Invest in young people, don't kick away the ladder -

Youth unemployment levels have hit an all time high. Here in Birmingham, one in five young people are unemployed.

There is now a real danger that the next generation will find it harder to get on in life than the last. This is something we should all be worried about.

But, instead of investing in young people, the Conservative-led government are kicking away the ladder that young people have been trying to climb. At a time when young people need support to succeed in a difficult economic climate, I am very concerned by the removal of schemes that were helping them achieve their full potential.

The government has scrapped the Future Jobs Fund, abolished the Education Maintenance Allowance and trebled university tuition fees. These decisions will hit young people here in Birmingham hard.

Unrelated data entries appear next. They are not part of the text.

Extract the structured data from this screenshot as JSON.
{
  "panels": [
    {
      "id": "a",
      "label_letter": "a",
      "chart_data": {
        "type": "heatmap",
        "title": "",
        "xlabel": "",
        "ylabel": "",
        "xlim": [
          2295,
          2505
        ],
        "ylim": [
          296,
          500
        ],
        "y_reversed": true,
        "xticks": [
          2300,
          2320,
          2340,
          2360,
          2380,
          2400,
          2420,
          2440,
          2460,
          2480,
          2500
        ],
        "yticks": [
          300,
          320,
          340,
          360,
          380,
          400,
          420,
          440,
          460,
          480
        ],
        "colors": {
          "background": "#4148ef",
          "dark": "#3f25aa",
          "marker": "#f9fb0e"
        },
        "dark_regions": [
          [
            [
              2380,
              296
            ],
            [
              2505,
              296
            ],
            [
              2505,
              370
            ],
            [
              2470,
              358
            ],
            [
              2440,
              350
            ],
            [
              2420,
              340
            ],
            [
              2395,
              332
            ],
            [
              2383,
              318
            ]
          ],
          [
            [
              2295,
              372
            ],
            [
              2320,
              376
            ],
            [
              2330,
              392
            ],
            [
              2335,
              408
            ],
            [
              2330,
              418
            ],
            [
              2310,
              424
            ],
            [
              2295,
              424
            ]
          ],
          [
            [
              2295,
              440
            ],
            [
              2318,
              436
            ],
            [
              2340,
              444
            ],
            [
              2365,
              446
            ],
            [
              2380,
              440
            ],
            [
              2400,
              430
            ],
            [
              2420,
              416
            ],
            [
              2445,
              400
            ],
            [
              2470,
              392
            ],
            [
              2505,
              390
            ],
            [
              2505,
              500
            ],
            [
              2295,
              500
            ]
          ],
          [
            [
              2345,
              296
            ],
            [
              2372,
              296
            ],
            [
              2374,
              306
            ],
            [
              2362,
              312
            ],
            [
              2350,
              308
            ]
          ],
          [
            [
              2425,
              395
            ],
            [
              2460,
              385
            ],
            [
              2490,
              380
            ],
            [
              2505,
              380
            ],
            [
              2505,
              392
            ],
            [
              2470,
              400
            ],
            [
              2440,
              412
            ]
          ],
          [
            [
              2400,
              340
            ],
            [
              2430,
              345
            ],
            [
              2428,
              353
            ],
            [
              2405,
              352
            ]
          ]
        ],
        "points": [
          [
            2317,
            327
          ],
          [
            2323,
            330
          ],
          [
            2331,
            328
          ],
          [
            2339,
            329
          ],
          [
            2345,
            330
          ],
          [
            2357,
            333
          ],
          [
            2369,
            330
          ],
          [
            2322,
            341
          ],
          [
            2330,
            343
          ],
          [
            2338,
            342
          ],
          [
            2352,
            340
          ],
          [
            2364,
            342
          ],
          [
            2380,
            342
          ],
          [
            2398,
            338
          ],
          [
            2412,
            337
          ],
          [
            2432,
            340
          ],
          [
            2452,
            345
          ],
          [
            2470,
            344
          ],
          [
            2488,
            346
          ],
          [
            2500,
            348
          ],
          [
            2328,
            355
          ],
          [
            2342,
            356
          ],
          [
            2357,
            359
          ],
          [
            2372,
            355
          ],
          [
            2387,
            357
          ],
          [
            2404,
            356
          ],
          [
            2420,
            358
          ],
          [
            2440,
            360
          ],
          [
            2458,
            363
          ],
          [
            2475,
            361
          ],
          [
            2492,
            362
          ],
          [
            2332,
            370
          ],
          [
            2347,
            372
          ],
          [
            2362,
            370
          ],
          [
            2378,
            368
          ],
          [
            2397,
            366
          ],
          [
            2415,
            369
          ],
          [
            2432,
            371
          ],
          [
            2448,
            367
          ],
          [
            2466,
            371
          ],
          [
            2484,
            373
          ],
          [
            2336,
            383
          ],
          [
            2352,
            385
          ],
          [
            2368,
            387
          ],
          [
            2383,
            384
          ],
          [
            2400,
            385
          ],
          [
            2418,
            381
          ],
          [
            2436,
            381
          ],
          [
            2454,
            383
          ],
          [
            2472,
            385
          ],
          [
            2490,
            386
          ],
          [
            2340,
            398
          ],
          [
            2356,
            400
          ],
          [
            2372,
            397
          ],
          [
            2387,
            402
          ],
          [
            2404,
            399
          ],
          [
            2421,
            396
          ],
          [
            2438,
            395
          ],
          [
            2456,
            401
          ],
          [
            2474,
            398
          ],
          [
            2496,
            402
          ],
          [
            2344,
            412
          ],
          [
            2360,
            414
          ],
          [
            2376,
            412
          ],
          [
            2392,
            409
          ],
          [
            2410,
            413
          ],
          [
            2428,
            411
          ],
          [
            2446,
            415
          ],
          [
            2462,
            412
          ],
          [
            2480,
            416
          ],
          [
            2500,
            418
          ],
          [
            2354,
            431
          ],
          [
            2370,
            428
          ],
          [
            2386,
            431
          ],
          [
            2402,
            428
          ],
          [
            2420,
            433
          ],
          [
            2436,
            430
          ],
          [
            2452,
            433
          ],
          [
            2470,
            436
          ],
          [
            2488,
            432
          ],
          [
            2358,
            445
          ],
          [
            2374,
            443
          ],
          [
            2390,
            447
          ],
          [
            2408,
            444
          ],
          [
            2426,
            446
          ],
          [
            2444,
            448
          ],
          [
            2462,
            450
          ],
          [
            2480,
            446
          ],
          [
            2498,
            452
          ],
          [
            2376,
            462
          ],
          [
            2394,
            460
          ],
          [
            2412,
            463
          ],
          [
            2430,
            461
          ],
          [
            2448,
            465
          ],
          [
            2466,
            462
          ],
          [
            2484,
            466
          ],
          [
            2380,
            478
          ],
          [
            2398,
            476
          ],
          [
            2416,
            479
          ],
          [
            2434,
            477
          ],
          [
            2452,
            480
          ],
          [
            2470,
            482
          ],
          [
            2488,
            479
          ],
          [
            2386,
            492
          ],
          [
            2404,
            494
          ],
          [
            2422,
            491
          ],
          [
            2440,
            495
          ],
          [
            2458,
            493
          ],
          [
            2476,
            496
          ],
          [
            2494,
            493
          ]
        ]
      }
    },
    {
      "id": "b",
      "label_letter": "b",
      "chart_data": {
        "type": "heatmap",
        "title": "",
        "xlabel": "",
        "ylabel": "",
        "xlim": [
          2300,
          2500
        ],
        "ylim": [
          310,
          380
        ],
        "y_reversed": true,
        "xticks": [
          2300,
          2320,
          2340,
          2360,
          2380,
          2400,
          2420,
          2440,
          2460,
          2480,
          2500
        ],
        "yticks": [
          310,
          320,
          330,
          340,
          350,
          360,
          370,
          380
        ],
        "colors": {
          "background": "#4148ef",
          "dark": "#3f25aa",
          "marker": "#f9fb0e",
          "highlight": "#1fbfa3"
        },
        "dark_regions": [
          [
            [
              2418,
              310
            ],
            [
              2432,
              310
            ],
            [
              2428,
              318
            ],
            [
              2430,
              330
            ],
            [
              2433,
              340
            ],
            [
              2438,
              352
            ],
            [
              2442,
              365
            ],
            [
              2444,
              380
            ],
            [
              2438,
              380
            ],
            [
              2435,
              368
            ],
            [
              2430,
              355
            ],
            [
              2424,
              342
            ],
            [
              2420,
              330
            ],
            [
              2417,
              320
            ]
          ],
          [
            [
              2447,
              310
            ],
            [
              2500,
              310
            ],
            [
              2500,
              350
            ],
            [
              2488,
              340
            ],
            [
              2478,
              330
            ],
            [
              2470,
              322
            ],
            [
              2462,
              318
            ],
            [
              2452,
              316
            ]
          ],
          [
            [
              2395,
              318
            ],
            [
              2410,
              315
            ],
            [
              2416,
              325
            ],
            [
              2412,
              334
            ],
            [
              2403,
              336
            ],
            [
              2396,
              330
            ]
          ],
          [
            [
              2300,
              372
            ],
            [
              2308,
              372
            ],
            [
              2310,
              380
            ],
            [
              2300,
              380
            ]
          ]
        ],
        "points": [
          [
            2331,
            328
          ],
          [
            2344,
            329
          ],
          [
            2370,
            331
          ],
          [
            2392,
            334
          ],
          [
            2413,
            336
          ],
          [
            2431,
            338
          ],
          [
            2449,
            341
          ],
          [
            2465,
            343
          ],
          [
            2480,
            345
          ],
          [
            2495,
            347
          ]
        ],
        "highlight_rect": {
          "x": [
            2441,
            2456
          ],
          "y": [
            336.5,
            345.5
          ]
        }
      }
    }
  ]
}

The Future Jobs Fund, introduced by the last Labour government, helped fund paid employment opportunities for unemployed under twenty four year olds. Around 2,500 young people in Birmingham had benefitted from this scheme before the government decision to axe it in May. As a result a further 2,500 unemployed young people have been denied the opportunity to take part in this valuable programme. Instead they’ve received a message from the government: you’re on your own.

At the same time, the government has also scrapped the Educational Maintenance Allowance (EMA) – an allowance that allowed young people from poorer backgrounds to stay on in education after 16. The EMA has been extremely important to sixth form students in Birmingham – in the last academic year almost 20,000 young people across the city received EMA.

And the decision to treble tuition fees will place huge financial strain on individuals who choose to study at university and may also deter many people from lower income families from even applying in the first place. Whilst they are increasing fees for students by so much, the government is cutting public funding for university teaching by a massive 80%.

As Labour leader Ed Miliband has said, the combined impact of these decisions means there is now a real fear that the British promise to the next generation of greater opportunity, prosperity and wellbeing, will be broken and the next generation will find it harder to get on than the last.

That is why Labour are calling on the government to repeat last year’s bank bonus tax this year to boost jobs and growth – including a £600m fund for youth jobs to help more than 90,000 young people into work at a time when youth unemployment has reached almost one million.

Young people want to study, train and work. It is important that they can do so – not just for their own quality of life but also because the future success of our country’s economy depends on it.